The Riemann Hypothesis

Question

(EDIT: I've marked this question as answered in order that I can go away and come up with a better one. Thanks to everybody for the helpful answers.)

Is it possible to describe the RH in language comprehensible to a non-mathematician?

In my experience (as a non-mathematician) the answer is a definite 'no'. But before I give up on it I thought I'd ask for some views.

By 'explain' I do not mean explain fully. I mean explain the basic structure of the hypothesis. Something like - we feed values into a function and the output is plotted to create a landscape and a critical line appears and we conjecture that all zero outputs fall on this line. I expect even this is wrong but it's this level of explanation that I'm after, with just a bit more detail added.

I've spent a long time trying to understand the relationship between the inputs and outputs of the Zeta calculation and got nowhere. Yet I'm not stupid. There's something I'm missing but none of the explanations I've been offered allow me to understand what it is.

I know a bit about the primes but must ask for answers in a more or less natural language or will not be able to cope. I know such requests annoy mathematicians but I can only ask.

I have read Du Sautoy, Derbyshire and much more but never found an explanation that doesn't assume I'm a graduate mathematician.
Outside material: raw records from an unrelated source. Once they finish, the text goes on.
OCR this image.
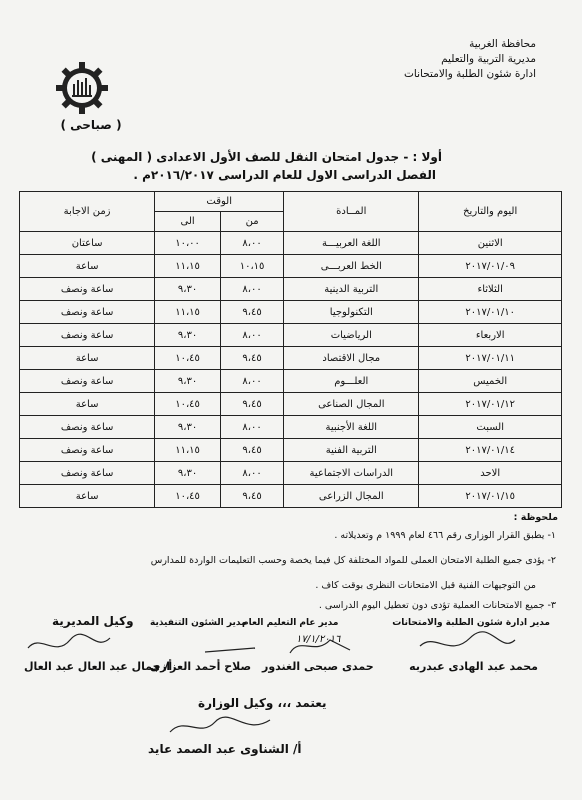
محافظة الغربية
مديرية التربية والتعليم
ادارة شئون الطلبة والامتحانات
( صباحى )
أولا : - جدول امتحان النقل للصف الأول الاعدادى ( المهنى )
الفصل الدراسى الاول للعام الدراسى ٢٠١٦/٢٠١٧م .
اليوم والتاريخ	المــادة	الوقت		زمن الاجابة
		من	الى	
الاثنين	اللغة العربيـــة	٨،٠٠	١٠،٠٠	ساعتان
٢٠١٧/٠١/٠٩	الخط العربـــى	١٠،١٥	١١،١٥	ساعة
الثلاثاء	التربية الدينية	٨،٠٠	٩،٣٠	ساعة ونصف
٢٠١٧/٠١/١٠	التكنولوجيا	٩،٤٥	١١،١٥	ساعة ونصف
الاربعاء	الرياضيات	٨،٠٠	٩،٣٠	ساعة ونصف
٢٠١٧/٠١/١١	مجال الاقتصاد	٩،٤٥	١٠،٤٥	ساعة
الخميس	العلـــوم	٨،٠٠	٩،٣٠	ساعة ونصف
٢٠١٧/٠١/١٢	المجال الصناعى	٩،٤٥	١٠،٤٥	ساعة
السبت	اللغة الأجنبية	٨،٠٠	٩،٣٠	ساعة ونصف
٢٠١٧/٠١/١٤	التربية الفنية	٩،٤٥	١١،١٥	ساعة ونصف
الاحد	الدراسات الاجتماعية	٨،٠٠	٩،٣٠	ساعة ونصف
٢٠١٧/٠١/١٥	المجال الزراعى	٩،٤٥	١٠،٤٥	ساعة
ملحوظة :
١- يطبق القرار الوزارى رقم ٤٦٦ لعام ١٩٩٩ م وتعديلاته .
٢- يؤدى جميع الطلبة الامتحان العملى للمواد المختلفة كل فيما يخصة وحسب التعليمات الواردة للمدارس
من التوجيهات الفنية قبل الامتحانات النظرى بوقت كاف .
٣- جميع الامتحانات العملية تؤدى دون تعطيل اليوم الدراسى .
مدير ادارة شئون الطلبة والامتحانات
مدير عام التعليم العام
مدير الشئون التنفيذية
وكيل المديرية
١٧/١/٢٠١٦
محمد عبد الهادى عبدربه
حمدى صبحى الغندور
صلاح أحمد العزازى
أ/ جمال عبد العال عبد العال
يعتمد ،،، وكيل الوزارة
أ/ الشناوى عبد الصمد عايد
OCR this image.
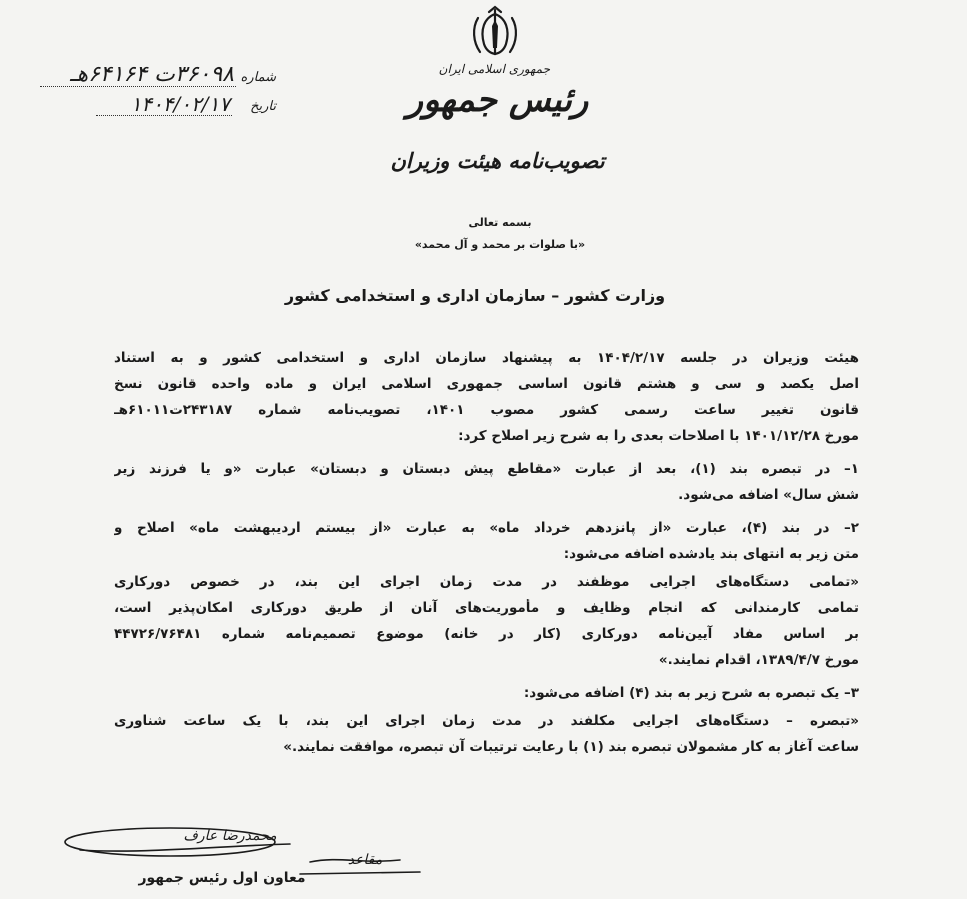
جمهوری اسلامی ایران
رئیس جمهور
تصویب‌نامه هیئت وزیران
شماره
۳۶۰۹۸ت ۶۴۱۶۴هـ
تاریخ
۱۴۰۴/۰۲/۱۷
بسمه تعالی
«با صلوات بر محمد و آل محمد»
وزارت کشور – سازمان اداری و استخدامی کشور
هیئت وزیران در جلسه ۱۴۰۴/۲/۱۷ به پیشنهاد سازمان اداری و استخدامی کشور و به استناد
اصل یکصد و سی و هشتم قانون اساسی جمهوری اسلامی ایران و ماده واحده قانون نسخ
قانون تغییر ساعت رسمی کشور مصوب ۱۴۰۱، تصویب‌نامه شماره ۲۴۳۱۸۷ت۶۱۰۱۱هـ
مورخ ۱۴۰۱/۱۲/۲۸ با اصلاحات بعدی را به شرح زیر اصلاح کرد:
۱– در تبصره بند (۱)، بعد از عبارت «مقاطع پیش دبستان و دبستان» عبارت «و یا فرزند زیر
شش سال» اضافه می‌شود.
۲– در بند (۴)، عبارت «از پانزدهم خرداد ماه» به عبارت «از بیستم اردیبهشت ماه» اصلاح و
متن زیر به انتهای بند یادشده اضافه می‌شود:
«تمامی دستگاه‌های اجرایی موظفند در مدت زمان اجرای این بند، در خصوص دورکاری
تمامی کارمندانی که انجام وظایف و مأموریت‌های آنان از طریق دورکاری امکان‌پذیر است،
بر اساس مفاد آیین‌نامه دورکاری (کار در خانه) موضوع تصمیم‌نامه شماره ۴۴۷۲۶/۷۶۴۸۱
مورخ ۱۳۸۹/۴/۷، اقدام نمایند.»
۳– یک تبصره به شرح زیر به بند (۴) اضافه می‌شود:
«تبصره – دستگاه‌های اجرایی مکلفند در مدت زمان اجرای این بند، با یک ساعت شناوری
ساعت آغاز به کار مشمولان تبصره بند (۱) با رعایت ترتیبات آن تبصره، موافقت نمایند.»
محمدرضا عارف
مقاعد
معاون اول رئیس جمهور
I need a children's book on the topic that describes it in very general terms.

Is such a thing possible?

EDIT: Vincent has suggested a similar but perhaps interestingly different question. This is - is there an intuitive explanation why the Riemann zeta FUNCTION (rather than hypothesis) contains interesting information about the distribution of primes in language comprehensible to a non-mathematician?

My intuition is that the explanation would be the harmonic series and its role in determining the distribution of primes. I'll hesitatingly ask if this makes any sense. Or are there other reasons? As it happens I'm coming at this as a musician and have an interest in the musical aspect of the distribution or primes, or rather in the distribution of non-primes that determines the primes.

EDIT 2: I see that similar questions have been asked previously. Thanks to the members who have provided links to them. I've been checking them and so far they have been helpful but not so much as to persuade me to take this one down. This may change as I keep reading and I'll withdraw this one if so.

Answer 1

The prime numbers have density approximately $1/\ln(n)$, in the sense that the probability that a number $n$ is prime is approximately $1/\ln(n)$. From this, one would guess that if $\pi(x)$ (for a number $x> 0$) denotes the number of primes below $x$, we would have $$ \pi(x) \approx \int_2^x \frac{1}{\ln(t)} dt. $$ The Riemann hypothesis asserts that the error in this approximate equation does not exceed $\frac{\pi}{8} \sqrt{x} \ln(x)$.

In short: The Riemann hypothesis asserts that the prime numbers are very strictly distributed according to the density $1/\ln(n)$.

Answer 2

It's tempting to try to satisfy you with a "simple" claim known to be equivalent to the Riemann hypothesis. To my mind, the best example is this: for an integer $n\ge 5041$, the sum of the positive factors of $n$ is less than $ne^\gamma\ln\ln n$. As long as I can teach you what natural exponentials and logarithms are (which isn't even undergrad material), and explain the Euler-Mascheroni constant $\gamma:=\lim_{n\to\infty}(-\ln n+\sum_{k=1}^n\frac{1}{k})$, I've technically given you a full understanding of what it means for the hypothesis to be true or false.

The problem with this approach, however, is it doesn't make clear why anyone cares if it's true or false. For that, we need to discuss the consequences of the hypothesis, and I doubt I can prove any interesting ones to you starting from the formulation I just gave, without some heavy-handed material (you know, the kind that proves equivalence with a "non-lay" formulation of the hypothesis).

Nor will I have made clear why anyone thinks it's probably true. After all, its consequences are irrelevant if it's false.

Roughly speaking, the story is this:

• There is a unique way to "analytically continue" the usual $\sum_{n\ge 1}n^{-s}$ definition for $\Re s>1$ to cover any $s\in\Bbb C\backslash\{1\}$. It's unique, because that's a fact about analytic continuation. The hypothesis says this continuation's roots are either negative even integers ("trivial") or solutions of $\Re s=\frac12$ (this locus is the critical line).
• The hypothesis is likely to be true partly because so many roots have been identified and they all fit, partly because we can prove lesser results such as there being zero density of nontrivial roots outside the critical line, partly because equivalent claims also have no known counterexamples despite heavy searching, partly because the hypothesis passes a lot of sanity checks, and so on.
• It matters, because, if it's true, we learn a lot more about how prime numbers are distributed and how quickly some important functions grow, among other things.

I don't know, however, how to "dumb it down" to the point where you don't have to learn a lot of new maths to follow the details. Nor would I be surprised if this is unfeasible. After all, there's only so far primary-school maths can get you, and ditto with secondary-school maths, and so on.